House Bill Gives State Board Of Education A Free Hand To Censor Textbooks

House Bill Gives State Board Of Education A Free Hand To Censor Textbooks

H.B. 220 Would Restore Authority Stripped from SBOE a Decade Ago
April 19, 2005
FOR IMMEDIATE RELEASE

AUSTIN Legislation before the House Public Education Committee today is a gift to State Board of Education (SBOE) members who want to censor textbook content based on their personal beliefs, the president of the Texas Freedom Network said today.

“Giving a politically charged and ideological body like the State Board of Education a free hand in deciding what goes into and what comes out of textbooks would be irresponsible and outrageous,” TFN President Kathy Miller said. “The ‘facts’ our children would learn would change with the majority that controlled the board at any given time.”

The proposed legislation, House Bill 220 by Rep. Charlie Howard, R-Sugar Land, is set for a hearing before the House Public Education Committee today. H.B. 220 directs the SBOE to determine that textbooks are free from “errors of commission or omission related to viewpoint discrimination or special interest advocacy on major issues.”
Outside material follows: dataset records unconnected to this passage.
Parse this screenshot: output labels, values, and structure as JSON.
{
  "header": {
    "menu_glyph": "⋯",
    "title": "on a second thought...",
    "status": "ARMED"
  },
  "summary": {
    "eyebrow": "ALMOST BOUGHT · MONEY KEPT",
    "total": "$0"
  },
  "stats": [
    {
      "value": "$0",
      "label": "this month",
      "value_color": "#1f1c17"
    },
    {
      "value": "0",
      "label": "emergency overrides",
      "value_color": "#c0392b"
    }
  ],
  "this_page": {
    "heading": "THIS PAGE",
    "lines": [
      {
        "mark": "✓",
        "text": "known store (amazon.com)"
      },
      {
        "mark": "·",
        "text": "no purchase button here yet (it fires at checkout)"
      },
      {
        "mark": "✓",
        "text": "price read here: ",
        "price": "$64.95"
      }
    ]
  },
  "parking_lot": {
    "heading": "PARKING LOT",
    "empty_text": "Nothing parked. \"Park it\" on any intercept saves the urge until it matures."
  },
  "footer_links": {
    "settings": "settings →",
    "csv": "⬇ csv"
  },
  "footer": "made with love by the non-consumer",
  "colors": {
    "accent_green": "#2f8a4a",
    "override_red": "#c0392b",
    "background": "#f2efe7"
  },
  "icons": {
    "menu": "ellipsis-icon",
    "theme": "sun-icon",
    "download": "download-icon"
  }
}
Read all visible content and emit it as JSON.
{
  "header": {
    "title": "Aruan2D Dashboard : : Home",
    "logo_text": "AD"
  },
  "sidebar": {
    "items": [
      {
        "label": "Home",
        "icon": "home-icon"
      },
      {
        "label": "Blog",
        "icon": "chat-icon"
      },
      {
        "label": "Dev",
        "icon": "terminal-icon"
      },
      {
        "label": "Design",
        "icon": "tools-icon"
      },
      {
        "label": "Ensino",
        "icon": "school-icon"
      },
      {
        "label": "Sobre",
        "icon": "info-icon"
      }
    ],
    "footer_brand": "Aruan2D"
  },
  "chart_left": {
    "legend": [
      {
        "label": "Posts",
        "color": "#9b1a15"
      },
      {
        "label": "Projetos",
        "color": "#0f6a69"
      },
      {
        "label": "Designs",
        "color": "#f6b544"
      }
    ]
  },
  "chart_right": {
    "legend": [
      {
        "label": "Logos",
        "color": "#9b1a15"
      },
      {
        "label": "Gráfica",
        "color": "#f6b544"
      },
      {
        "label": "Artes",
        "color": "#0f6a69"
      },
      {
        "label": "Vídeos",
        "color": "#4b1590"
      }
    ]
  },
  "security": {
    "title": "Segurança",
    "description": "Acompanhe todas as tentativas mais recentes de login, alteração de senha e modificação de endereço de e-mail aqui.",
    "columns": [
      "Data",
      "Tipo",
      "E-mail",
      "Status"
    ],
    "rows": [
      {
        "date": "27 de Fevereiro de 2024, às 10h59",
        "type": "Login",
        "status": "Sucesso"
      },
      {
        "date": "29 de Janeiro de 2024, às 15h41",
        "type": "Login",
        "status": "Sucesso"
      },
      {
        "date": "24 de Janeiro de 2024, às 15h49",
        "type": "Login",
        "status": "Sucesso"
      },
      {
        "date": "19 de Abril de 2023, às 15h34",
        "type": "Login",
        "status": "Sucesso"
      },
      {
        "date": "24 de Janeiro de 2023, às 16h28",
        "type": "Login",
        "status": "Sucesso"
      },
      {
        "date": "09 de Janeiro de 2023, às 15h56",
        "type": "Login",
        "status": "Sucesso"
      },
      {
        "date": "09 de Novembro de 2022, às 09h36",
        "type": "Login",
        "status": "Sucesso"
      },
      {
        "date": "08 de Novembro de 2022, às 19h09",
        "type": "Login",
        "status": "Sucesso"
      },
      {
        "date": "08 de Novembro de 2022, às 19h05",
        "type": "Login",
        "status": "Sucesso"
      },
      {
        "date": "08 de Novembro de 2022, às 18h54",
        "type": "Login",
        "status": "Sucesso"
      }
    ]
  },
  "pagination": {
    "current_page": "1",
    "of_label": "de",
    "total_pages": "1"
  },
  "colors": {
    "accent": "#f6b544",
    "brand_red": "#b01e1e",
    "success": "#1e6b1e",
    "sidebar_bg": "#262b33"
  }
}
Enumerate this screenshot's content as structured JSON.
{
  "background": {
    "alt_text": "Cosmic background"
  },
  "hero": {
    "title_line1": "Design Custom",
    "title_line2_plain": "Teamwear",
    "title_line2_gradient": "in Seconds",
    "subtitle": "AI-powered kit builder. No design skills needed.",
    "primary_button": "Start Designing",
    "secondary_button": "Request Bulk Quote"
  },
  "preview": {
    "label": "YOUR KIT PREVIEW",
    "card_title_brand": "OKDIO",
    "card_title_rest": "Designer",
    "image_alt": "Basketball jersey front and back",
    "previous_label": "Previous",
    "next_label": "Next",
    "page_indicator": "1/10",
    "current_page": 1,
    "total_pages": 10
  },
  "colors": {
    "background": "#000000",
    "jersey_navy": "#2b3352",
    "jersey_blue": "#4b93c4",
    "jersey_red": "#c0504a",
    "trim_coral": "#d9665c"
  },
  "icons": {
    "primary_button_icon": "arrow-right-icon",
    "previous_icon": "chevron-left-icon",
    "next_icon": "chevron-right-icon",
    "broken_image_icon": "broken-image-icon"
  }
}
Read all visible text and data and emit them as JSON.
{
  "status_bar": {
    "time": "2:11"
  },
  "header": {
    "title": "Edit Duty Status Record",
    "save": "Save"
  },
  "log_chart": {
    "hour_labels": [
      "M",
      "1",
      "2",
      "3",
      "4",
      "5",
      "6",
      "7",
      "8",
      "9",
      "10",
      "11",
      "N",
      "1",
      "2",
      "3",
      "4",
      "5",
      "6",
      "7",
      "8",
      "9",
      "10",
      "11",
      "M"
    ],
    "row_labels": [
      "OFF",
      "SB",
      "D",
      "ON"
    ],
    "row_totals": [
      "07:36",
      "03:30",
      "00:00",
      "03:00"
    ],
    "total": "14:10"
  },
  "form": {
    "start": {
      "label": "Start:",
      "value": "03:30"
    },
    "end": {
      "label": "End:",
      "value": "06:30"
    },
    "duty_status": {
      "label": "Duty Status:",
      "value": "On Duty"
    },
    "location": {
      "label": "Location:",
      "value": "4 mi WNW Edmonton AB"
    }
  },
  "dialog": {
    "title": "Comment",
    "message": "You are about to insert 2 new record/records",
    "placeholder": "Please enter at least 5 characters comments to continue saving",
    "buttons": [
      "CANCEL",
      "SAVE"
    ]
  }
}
“If this bill passes, we will see a diluting of history and science, a narrowing of perspectives and a removal of factual information if it doesn’t fit with the personal political and religious beliefs of the majority of state board members,” Miller said.

The bill would restore authority over textbook content that the SBOE lost in 1995, a year after board members demanded more than 1,100 changes to new health textbooks. For example, they demanded that illustrations of self-exams for breast cancer be removed from the health books. Board members also worked to remove a photograph of a woman carrying a briefcase, saying the photo undermined traditional family values.

To make the textbook review process less vulnerable to the ideological whims of the SBOE majority, legislators curbed the board’s authority in 1995. Currently, board members may reject a textbook only if it fails to meet state curriculum standards, includes factual errors or does not meet physical specifications.

Even so, board members have continued their efforts to censor information they don’t like in health, science, social studies and other textbooks. For example, board members in 2003 tried to water down the discussion of evolution in biology textbooks. In 2002 they targeted history textbooks for having an “overkill of emphasis on cruelty to slaves.” Publishers also agreed to change the date of the Ice Ages from millions of years ago to “in the distant past” so as not to conflict with Biblical timelines on Earth’s creation.